Один из моих любимейших отрывков из "Москва-Петушки":
...Короче, "Ревю де Пари" вернул мне мое эссе под тем предлогом, что оно написано по-русски, что французский один заголовок. Что ж вы думаете? - я отчаялся? Я выкурил на антресолях еще тринадцать трубок - создал новое эссе, тоже посвященное любви. На этот раз оно все, от начала до конца, было написано по-французски, русским был только заголовок: "Стервозность как высшая и последняя стадия блядовитости". И отослал в "Ревю де Пари".
- И вам его опять вернули? - спросил черноусый, в знак участия к рассказчику и как бы сквозь сон...
- Разумеется, вернули. Язык мой признали блестящим, а основную идею - ложной. К русским условиям, - сказали, - возможно, это и применимо, но к французским - нет; стервозность, - сказали, - у нас еще не высшая ступень и далеко не последняя; у вас, у русских, ваша блядовитость, достигнув предела стервозности, будет насильственно упразднена и заменена онанизмом по обязательной программе; у нас же, у французов, хотя и не исключено в будущем органическое врастание некоторых элементов русского онанизма, с программой более произвольной, в нашу отечественную содомию, в которую - через кровосмесительство - трансформируется наша стервозность, но врастание это будет протекать в русле нашей традиционной блядовитости и совершенно перманентно!..
Короче, они совсем заебали мне мозги. Так что я плюнул, сжег свои рукописи вместе с мансардой и антресолями и через Верден попер к Ла-Маншу. Я пел, думал и шел - к Альбиону. Я шел и думал: "почему я все-таки не остался жить на квартире у Луиджи Лонго?" я шел и пел: "королева Британии тяжко больна, дни и ночи ее сочтены..." а в окрестностях Лондона...
- Позвольте, - прервал меня черноусый, - меня поражает ваш размах, нет, я верю вам, как родному, меня поражает та легкость, с какой вы преодолевали все государственные границы...
Дрезна - 85-й километр
- Да что же тут такого поразительного! И какие еще границы?! Граница нужна для того, чтобы не перепутать нации. У нас, например, стоит пограничник и твердо знает, что граница эта - не фикция и не эмблема, потому что по одну сторону границы говорят на русском и больше пьют, а по другую - меньше пьют и говорят на нерусском...

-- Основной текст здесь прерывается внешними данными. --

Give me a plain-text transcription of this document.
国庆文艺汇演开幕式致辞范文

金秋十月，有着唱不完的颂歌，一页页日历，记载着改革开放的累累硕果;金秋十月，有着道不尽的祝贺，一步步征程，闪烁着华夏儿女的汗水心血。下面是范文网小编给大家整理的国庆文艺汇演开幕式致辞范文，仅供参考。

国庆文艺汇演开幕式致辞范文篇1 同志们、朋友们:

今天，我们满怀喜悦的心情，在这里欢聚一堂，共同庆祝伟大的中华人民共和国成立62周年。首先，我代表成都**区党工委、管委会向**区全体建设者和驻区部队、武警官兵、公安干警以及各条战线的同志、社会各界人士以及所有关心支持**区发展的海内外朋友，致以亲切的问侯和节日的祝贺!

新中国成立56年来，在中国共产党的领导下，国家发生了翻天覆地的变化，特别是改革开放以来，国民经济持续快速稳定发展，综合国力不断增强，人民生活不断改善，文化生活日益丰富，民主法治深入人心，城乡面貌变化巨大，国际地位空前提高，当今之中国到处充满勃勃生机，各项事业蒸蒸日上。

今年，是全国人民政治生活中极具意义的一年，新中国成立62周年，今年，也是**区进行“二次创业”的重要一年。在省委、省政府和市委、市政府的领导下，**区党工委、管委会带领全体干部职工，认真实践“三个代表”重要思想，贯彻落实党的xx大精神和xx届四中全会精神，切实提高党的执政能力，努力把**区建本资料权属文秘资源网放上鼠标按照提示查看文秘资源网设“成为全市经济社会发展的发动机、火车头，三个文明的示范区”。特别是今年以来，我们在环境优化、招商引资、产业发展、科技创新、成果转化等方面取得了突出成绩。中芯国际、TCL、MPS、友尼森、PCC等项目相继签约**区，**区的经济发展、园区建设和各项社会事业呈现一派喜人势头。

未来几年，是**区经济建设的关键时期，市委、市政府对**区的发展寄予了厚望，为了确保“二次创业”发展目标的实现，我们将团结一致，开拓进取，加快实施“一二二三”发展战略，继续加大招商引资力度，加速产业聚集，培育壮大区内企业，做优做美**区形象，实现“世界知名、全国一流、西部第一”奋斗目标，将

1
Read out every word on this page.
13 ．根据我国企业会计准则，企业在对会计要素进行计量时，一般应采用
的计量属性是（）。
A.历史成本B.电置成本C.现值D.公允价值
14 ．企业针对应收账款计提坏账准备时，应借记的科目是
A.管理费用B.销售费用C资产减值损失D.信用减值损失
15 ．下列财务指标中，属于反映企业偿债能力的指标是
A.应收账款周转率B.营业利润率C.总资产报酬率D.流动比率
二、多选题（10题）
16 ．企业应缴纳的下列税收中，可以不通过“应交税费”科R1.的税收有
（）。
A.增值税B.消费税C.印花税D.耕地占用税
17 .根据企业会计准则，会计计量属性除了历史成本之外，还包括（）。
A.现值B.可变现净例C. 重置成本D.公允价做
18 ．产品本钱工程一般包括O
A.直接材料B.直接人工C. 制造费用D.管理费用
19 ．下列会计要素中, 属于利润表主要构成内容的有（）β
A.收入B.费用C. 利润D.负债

А там? Какие там могут быть границы, если все одинаково пьют и говорят не по-русски! Там, может быть, и рады бы куда-нибудь поставить пограничника, да просто некуда поставить. Вот и шляются там пограничники без всякого дела, тоскуют и просят прикурить... Так что там на этот счет совершенно свободно... Хочешь ты, например, остановиться в Эболи - пожалуйста, останавливайся в Эболи. Хочешь идти в Каноссу - никто тебе не мешает, иди в Каноссу. Хочешь перейти Рубикон - переходи.
Венедикт Ерофеев. Поэма "Москва - Петушки"На кабельных работах в Шереметьево, осенью 69 года.
впервые была опубликована в 1973 году в Израиле
в 1977 году в Париже
в СССР опубликована только в 1988-1989 годах (почти за год до смерти автора) Кстати, пока были во Франции, по ихнему телеку в новостях был сюжет про какого-то заграничного пастера в Киеве; в сюжете киевляне говорили по-русски, а их переводили за кадром. Сын выразил восторг и удивление: "Ой, они на русском говорят, я всё понимаю, зачем их переводят?!.."
Затем показывали сюжет то ли из Германии, то ли из Испании; ситуация повторялось, людей переводили с их языка на французский. От сына последовало удивление и разочарование: "Зачем их переводят, всё равно и так, и так - непонятно?!.."
А ещё нам попались в Кап Д'Агде пару уже довольно взрослых женщин, которые изучали русский язык, они даже с ходу сказали пару служебных фраз...
А во дворе гостиницы была забавная французская девочка примерно сенькиного возраста, которая недоумевала о невозможности нормального общения с нами: "Мама, их родной язык - не наш французский, не
окситанский, и не иностранный английский, который я учу в школе! Как вообще такое возможно?!.." (Тем не менее, детям удалось поиграть несколько раз вместе.)